Today we know better, and we can do better. We know that mountain lions are sentient and shy, elusive creatures who would rather avoid humans altogether. New and exciting research shows us that lions provide unique ecological services as apex carnivores, benefiting at least 500 other species. Mountain lions are a key to climate resiliency and to stopping the biodiversity losses that are happening everywhere we look. Some research has even indicated that lions selectively target deer infected with chronic wasting disease (CWD), an insidious infection without a cure that is rapidly spreading across the country, ravaging deer populations, and threatening wildlife and potentially humans. CWD was even recently detected inside Yellowstone for the first time.
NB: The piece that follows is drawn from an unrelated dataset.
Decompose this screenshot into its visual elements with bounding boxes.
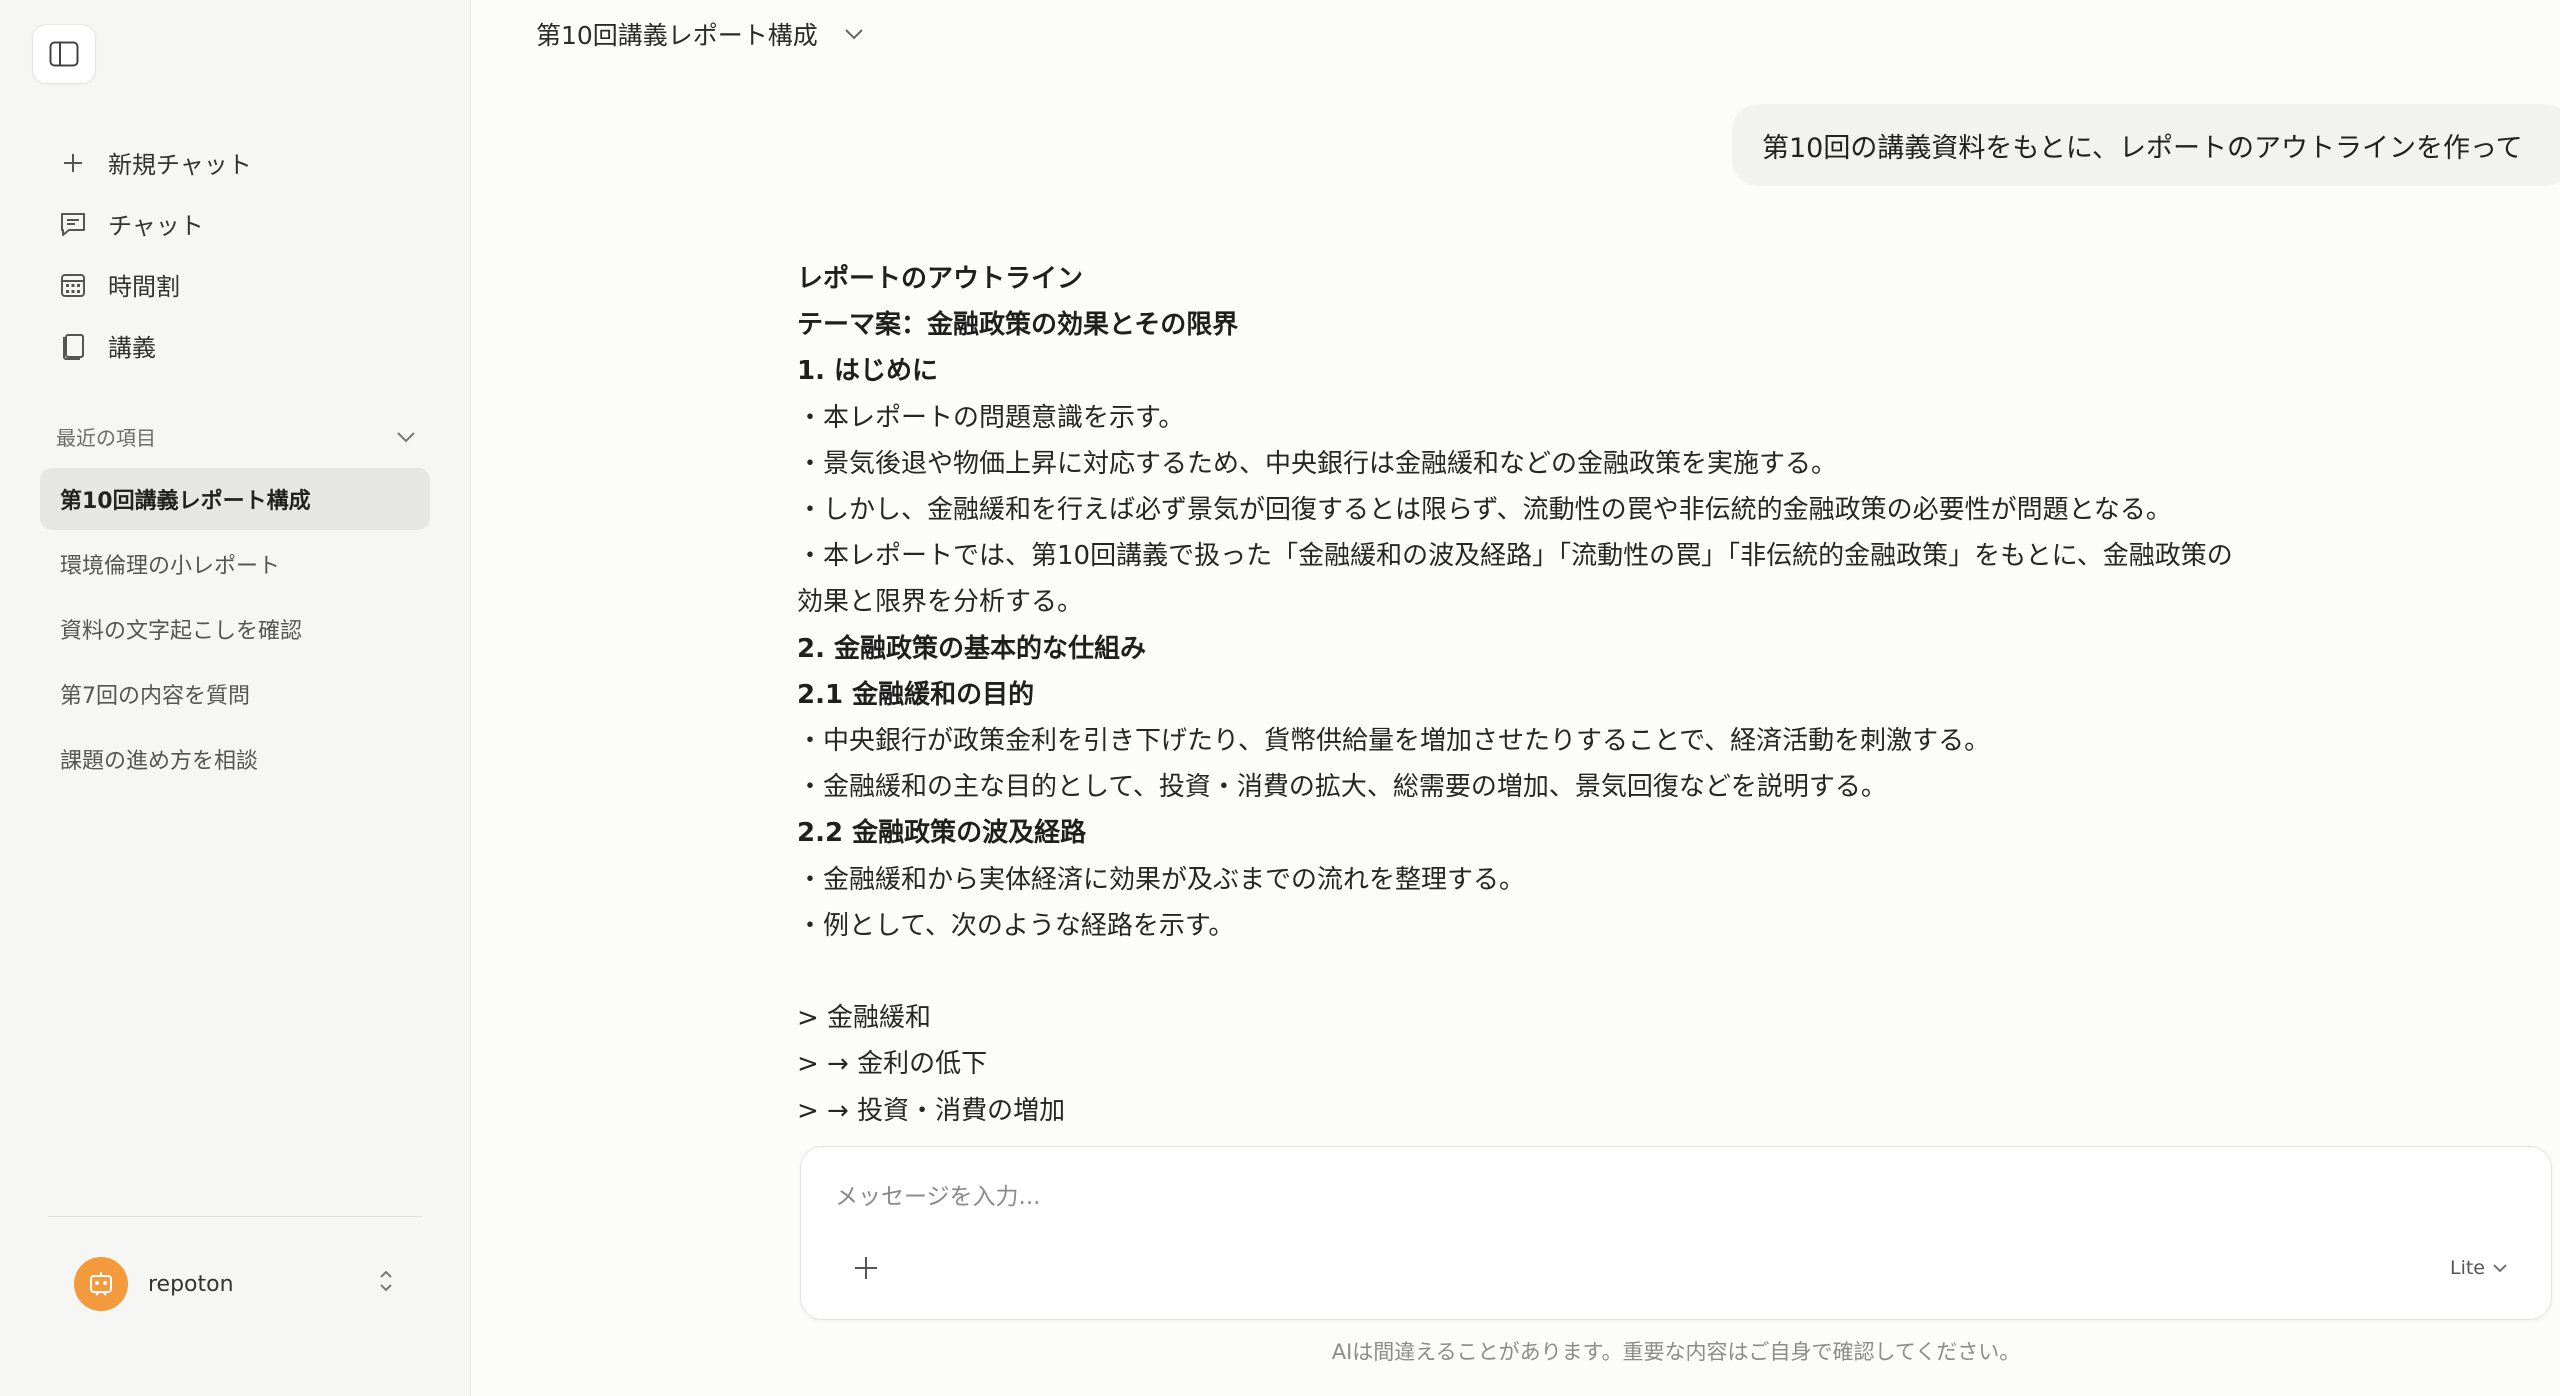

On Sunday we celebrate the remarkable life of one lion named P-22. His light still shines brightly in the memories of those of us who live in lion country and yearn for a future where mountain lions are protected, as he was. We envision a world where mountain lions are not villainized and killed for fun and under false pretense. It’s ironic that P-22 was so warmly welcomed into a world of neighborhoods and freeways, while others of his kind, trying to exist in their wild places, are being ruthlessly rooted out from their natural homes. In the name of P-22, we must keep fighting to end the cruel and unnecessary killing of lions for trophies, for the welfare of humanity and for the health of the planet.
R. Brent Lyles is Executive Director of the Mountain Lion Foundation, which is based in Sacramento, California. Sharon Negri is director of WildFutures and lives in Northern California. Julie Marshall is National Communications Coordinator for Animal Wellness Action and the Center for a Humane Economy, based in Washington DC, and lives in Colorado.